I Love Him, But I Don’t Desire Him Like Before
Instead of focusing on the negative, we need to put forth the effort to bring back our desire. This means putting your routines aside and reigniting the flame.
I love my partner, but I don’t know why the passion has diminished, and I don’t desire him as before. What can I do? Is this the end of my relationship?
I’m sure that you have found yourself in this dilemma. You’ve been with him awhile, you’re crazy about him, but it’s all changed.
Habits and routine have had this effect on you sex life. The novelty has worn off, the spark has gone out, and you are beginning to think that the relationship is about to end.
However, don’t be upset. The decrease in desire for sex is something that is totally natural. This does not imply that that relationship is going badly.
I don’t desire him like before. Don’t panic!
When I don’t desire my partner as before, it could be that my mind is causing me to feel desperate, thinking of ways to go back to the beginning.
However, as we well know, going back to the past is impossible. Thinking like this occurs frequently.
Sometimes, we use memories from the past to throw in the face of our partner. We tell him the things he did before that he is no longer doing.
Although, if we act like this, it is not really helping the situation.
In our society, we’ve been taught that when things change it is time to go into “drama mode.” This is a negative and over assertive way to make things change.

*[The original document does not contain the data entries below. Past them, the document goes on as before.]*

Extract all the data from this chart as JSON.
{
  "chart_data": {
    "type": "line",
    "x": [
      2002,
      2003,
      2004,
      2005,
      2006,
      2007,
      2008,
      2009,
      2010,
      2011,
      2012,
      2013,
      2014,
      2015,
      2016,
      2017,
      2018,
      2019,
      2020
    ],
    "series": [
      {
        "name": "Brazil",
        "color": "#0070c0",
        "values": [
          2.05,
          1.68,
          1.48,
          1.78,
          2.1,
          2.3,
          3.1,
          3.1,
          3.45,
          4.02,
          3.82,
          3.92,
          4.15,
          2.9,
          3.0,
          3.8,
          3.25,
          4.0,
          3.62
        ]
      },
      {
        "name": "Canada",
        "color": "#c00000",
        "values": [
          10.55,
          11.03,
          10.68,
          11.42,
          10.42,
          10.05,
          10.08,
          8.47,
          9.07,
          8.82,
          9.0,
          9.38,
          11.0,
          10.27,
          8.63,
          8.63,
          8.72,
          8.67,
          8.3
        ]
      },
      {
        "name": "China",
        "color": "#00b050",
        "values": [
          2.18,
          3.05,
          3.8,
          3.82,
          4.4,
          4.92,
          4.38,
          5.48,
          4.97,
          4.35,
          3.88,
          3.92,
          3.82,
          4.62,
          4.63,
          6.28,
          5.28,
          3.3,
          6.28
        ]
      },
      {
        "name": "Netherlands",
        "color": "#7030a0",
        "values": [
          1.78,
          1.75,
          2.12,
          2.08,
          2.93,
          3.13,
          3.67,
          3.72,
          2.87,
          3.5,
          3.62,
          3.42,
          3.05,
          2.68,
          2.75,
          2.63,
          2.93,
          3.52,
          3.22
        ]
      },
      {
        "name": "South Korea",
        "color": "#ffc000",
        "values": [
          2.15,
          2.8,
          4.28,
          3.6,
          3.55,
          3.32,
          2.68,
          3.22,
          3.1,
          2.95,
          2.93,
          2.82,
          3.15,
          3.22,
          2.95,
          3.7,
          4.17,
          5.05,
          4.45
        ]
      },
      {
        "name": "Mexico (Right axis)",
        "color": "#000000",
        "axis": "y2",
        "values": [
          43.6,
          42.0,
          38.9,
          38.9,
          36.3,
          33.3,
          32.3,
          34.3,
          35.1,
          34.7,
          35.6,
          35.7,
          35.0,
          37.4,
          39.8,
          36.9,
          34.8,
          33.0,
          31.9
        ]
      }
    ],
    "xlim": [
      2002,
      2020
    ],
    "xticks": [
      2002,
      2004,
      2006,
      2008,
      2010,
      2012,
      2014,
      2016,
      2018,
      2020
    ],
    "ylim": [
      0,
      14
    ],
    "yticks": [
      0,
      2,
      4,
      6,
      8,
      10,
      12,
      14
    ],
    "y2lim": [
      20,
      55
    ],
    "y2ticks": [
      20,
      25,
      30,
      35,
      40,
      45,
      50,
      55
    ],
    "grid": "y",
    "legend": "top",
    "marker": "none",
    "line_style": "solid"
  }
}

We aren’t aware that changes aren’t necessarily bad. In fact, the lack of desire allows us to establish a new goal. This is a similar adjustment as living together or having children.
It is not really different from that. The problem is that we have exaggerated the meaning of having sex in a relationship. Because of this, we don’t conduct ourselves in a very good way.
Then we end up blaming the other person and causing more tension.
The reason why I don’t desire him anymore
Before getting into the “drama mode” it’s important to analyze the possible reasons why sexual relations have taken a sharp decline.
There are many possibilities. Being sincere with ourselves will avoid damaging the relationship, as well as hurting ourselves and the other person.
For this, let’s look at some issues that you can or cannot identify with. We repeat: it’s important that you are sincere with yourself.
- I don’t desire him as before because I feel secure in maintaining some habits and some routines. Behind all of this is a great fear of change.
- I’ve stopped doing little sweet things for my partner or showing him in small ways how much I love him. He already knows this!
- There is a lot of stress in my life with work and the economy that puts me in a bad mood. My partner is oblivious to all of my frustration.
- There are problems that I’ve decided not to face. This includes little or no communication with my partner. He is always working, and he has been unfaithful.
- Actually, I no longer love him, but I am with my partner because I feel comfortable and I am afraid to look for someone else.
Denial is the first reaction to the issues with your relationship. Nevertheless, this is not helpful, and this reaction is not solving the problem.
Going to therapy
In spite of the previous suggestions, if the couple can’t solve their problems of lack of passion themselves, it may be important to consult a therapist.
However, it’s important to do work ahead of time.
What are we referring to?
We need to stop blaming the other person for the situation. What we should do is open our eyes and not hide ourselves behind our own point of view. We need to be open to the other’s perspective.
As mentioned, denial is the reaction that we should put aside.
Don’t miss: When should I go to a therapist with my partner?
Knowing all of this, should we begin to leave behind the comfort of the routine and include changes? How about new things that give life to the relationship?
Should we relax and hope that the sparks come from nowhere?